I don't recommend upgrading to Feisty before it's ready (though I've done it already myself..) and if you can, use a fresh install rather than apt upgrade (works better). Anyway, here are instructions that seem to work more or less well:
http://onlyubuntu.blogspot.com/2007/...to-ubuntu.html
Lower on the page somebody says it'd be better to use the GUI method, but I myself used apt before discovering that and I've faced no major problems so far, except those that are due to Feisty not being "ready" yet.
It takes some time to do the upgrade; my downloads took something like 15 minutes, but installing and upgrading the packages took more time.
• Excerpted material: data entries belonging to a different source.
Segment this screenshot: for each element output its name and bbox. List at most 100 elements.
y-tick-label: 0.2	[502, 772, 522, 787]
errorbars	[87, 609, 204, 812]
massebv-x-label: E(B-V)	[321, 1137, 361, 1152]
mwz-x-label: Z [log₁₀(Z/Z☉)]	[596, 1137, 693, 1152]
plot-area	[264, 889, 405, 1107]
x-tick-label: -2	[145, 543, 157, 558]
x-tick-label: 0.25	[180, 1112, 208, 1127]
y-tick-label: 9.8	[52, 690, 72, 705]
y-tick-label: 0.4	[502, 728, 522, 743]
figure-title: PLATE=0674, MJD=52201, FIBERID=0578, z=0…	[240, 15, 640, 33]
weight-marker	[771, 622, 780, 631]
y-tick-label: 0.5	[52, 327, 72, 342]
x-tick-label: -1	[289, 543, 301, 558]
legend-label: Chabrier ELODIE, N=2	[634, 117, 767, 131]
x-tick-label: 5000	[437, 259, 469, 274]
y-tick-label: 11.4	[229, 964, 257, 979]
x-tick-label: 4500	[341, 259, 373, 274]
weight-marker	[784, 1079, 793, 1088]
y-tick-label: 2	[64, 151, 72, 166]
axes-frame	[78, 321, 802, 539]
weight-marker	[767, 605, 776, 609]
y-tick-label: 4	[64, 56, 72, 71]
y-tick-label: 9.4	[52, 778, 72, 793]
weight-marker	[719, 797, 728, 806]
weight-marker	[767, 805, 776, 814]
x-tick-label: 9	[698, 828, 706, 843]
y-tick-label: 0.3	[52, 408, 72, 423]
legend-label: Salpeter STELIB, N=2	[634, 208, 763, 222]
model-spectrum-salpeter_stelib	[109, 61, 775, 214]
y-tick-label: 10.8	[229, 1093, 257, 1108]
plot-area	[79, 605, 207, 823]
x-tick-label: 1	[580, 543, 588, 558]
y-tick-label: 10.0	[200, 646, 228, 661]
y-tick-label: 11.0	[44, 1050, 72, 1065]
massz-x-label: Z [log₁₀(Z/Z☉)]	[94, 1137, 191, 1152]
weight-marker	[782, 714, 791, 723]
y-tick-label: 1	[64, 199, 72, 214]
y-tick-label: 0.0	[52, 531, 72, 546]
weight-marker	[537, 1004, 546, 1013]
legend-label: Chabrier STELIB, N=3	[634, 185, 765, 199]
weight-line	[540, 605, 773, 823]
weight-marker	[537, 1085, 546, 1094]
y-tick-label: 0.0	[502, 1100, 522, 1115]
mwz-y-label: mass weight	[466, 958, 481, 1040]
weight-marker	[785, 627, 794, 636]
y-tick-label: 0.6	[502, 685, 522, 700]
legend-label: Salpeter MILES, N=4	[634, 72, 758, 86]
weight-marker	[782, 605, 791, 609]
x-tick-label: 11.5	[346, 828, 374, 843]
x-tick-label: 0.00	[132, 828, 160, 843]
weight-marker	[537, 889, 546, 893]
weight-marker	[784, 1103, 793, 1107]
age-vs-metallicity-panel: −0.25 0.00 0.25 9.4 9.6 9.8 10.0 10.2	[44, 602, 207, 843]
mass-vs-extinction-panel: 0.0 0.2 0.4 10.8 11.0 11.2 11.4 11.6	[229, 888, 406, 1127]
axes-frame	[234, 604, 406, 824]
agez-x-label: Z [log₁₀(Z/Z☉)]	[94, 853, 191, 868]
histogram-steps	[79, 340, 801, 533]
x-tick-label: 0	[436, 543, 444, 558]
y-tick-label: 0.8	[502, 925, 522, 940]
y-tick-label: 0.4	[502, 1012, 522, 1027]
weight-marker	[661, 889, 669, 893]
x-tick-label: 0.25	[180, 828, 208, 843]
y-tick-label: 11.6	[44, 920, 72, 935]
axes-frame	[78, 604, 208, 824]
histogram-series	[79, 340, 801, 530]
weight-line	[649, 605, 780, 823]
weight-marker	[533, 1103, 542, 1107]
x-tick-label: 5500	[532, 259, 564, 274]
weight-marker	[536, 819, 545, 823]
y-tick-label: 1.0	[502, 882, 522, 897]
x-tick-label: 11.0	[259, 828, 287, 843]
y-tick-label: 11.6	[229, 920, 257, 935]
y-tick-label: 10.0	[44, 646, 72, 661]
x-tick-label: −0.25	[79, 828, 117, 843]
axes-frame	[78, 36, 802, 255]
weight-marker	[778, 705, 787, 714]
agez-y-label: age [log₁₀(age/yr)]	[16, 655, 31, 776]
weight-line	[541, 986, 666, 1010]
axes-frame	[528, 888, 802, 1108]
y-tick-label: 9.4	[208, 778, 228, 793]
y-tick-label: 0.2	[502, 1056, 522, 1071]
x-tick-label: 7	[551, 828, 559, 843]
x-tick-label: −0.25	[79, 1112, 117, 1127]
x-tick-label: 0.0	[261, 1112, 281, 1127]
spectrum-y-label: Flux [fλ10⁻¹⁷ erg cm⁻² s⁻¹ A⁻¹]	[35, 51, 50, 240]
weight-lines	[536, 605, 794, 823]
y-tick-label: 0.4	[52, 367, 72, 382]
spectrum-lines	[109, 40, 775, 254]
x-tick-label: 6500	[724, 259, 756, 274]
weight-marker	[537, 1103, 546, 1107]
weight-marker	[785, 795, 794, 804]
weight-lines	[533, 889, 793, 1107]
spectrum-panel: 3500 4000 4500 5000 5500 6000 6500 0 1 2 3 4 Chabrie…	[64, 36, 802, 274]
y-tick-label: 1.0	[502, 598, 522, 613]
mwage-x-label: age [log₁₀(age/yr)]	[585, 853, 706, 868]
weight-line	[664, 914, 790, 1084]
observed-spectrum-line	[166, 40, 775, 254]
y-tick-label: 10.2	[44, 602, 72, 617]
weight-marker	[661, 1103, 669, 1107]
EDIT: note that if you use the GUI method described in the page and abort the upgrade before it's ready, next time you run the graphical tool to do the upgrade it might tell you that you first need to finish a previous upgrade and tries to start upgrading your system back to Edgy. In this case simply drop off the graphical way, open a terminal and use apt-get; another option is to revert the upgrade process completely, which means at least changing every "feisty" into "edgy" in apt's sources.list file to prevent the GUI application from doing anything stupid.
Note: after a few days of using Feisty after an upgrade there seemed to be some conflicting packages (two that tried to overwrite the same file) which lead me to run some fix-installs with apt. Upgrading the kernel made my wireless card useless, so I'm using an older kernel at the moment that I luckily have spared; there are other reasons for that too, but wireless is one thing that works in Edgy but not in Feisty yet (for my card, a Broadcom laptop wifi-card).
If you like playing around with stuff like that, go ahead, but if you'd like to have a system to work with, without interruptions, wait until next month when Feisty is officially released.